Она взяла Диму под руку и ввела в квартиру. Он спотыкался, при каждом шаге тело дрожало от напряжения.
Они прошли на кухню, и Айман заварила чай.
– Ты болен, – сказала она.
Слезинки еще висели на щетинистой щеке, и Айман дала ему бумажный платок.
Она узнала движения губ, когда он дул на чай и делал несколько осторожных глотков, но глаза были не те.
Пустые дыры, уставившиеся в вечность.
– Лейкемия, – сказал он. – Арал погубил меня.
Они проговорили долго, и Айман получила ответы на все созревшие в ней вопросы. Путешествие Димы было еще замысловатее, чем ее собственное, судьба провела его почти по всей Европе, прежде чем забросить в Сёдертелье. К тому времени брат был уже болен. Рассказал он и о том, как нашел ее. Один его знакомый видел ее в библиотеке. Этот приятель узнал клановый узор ее хиджаба, а потом дело было только за интернетом.

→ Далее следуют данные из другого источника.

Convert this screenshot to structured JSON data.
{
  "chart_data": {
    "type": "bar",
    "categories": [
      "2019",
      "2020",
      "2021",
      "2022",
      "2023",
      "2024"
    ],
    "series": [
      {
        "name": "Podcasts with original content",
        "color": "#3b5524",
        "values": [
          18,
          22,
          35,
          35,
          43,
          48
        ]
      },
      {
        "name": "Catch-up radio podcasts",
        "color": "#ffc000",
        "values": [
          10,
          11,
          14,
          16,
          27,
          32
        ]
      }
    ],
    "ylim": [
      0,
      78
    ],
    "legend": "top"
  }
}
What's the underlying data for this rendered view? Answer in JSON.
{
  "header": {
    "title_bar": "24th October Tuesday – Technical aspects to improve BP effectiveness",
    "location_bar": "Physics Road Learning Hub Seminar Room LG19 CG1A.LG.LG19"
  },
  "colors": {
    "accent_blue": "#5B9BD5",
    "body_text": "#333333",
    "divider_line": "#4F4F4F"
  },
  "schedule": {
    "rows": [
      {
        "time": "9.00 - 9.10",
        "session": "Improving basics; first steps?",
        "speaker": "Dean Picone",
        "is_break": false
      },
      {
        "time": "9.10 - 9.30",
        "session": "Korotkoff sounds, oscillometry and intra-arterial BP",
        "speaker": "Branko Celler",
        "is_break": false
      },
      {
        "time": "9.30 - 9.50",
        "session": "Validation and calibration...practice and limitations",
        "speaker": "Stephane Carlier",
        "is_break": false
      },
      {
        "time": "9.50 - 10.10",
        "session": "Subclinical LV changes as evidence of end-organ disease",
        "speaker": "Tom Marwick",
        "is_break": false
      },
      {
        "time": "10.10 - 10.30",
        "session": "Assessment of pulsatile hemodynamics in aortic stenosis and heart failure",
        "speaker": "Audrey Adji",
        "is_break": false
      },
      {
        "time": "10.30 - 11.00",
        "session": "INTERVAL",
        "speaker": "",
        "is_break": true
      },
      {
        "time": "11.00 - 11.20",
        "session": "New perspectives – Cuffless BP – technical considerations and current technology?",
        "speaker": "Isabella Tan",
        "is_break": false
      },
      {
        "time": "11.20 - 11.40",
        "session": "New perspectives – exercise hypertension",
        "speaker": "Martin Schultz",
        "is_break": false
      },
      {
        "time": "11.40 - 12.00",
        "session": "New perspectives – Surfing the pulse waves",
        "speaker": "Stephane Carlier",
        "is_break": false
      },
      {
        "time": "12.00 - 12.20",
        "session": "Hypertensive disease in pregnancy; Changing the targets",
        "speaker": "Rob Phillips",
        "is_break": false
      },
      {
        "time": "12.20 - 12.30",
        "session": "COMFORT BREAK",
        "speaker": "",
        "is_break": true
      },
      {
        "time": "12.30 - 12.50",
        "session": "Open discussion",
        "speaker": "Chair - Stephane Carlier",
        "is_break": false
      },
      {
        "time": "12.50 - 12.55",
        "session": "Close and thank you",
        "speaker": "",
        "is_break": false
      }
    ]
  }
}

Айман кивнула; когда она спросила брата о раке, он уставился в стол, челюсти напряглись, кожа на щеках натянулась.
– Я таскаю за собой смерть с самого детства, – сказал он, и Айман узнала отцовские слова. – Как тележку с камнями, – продолжал он. – Иногда несколько камней высыпаются и тележка становится легче, но потом снова наполняется. Сейчас она такая тяжелая, что скоро перевернется на меня, и ты останешься одна. – Он сделал глоток чая и посмотрел на нее: – У тебя есть дети?
– Нет. – Айман покачала головой. – Я живу одна, но подумываю завести кота.
Дима обеспокоенно посмотрел на нее и сообщил, что он как единственный сын в семье должен проследить, чтобы род не прервался.
– И поэтому я нашел тебе подходящего мужа. Он тоже казах.
– Дима… Ты не понимаешь.
Он мотнул головой и вскинул руку. Сверкнуло золотое кольцо-печатка, и Айман узнала ее. Семейная реликвия, переходящая по наследству мужчинам рода.
– Это не ради тебя, – сказал он. – Это знак благодарности отцу и матери. Человек, за которого ты выйдешь замуж, живет в Сёдертелье, и я хочу, чтобы сегодня вечером ты поехала туда со мной.
Айман окаменела.
– Не выйдет.
Он не ответил, но челюсти сжались и разжались. Он схватился за край стола и поднялся.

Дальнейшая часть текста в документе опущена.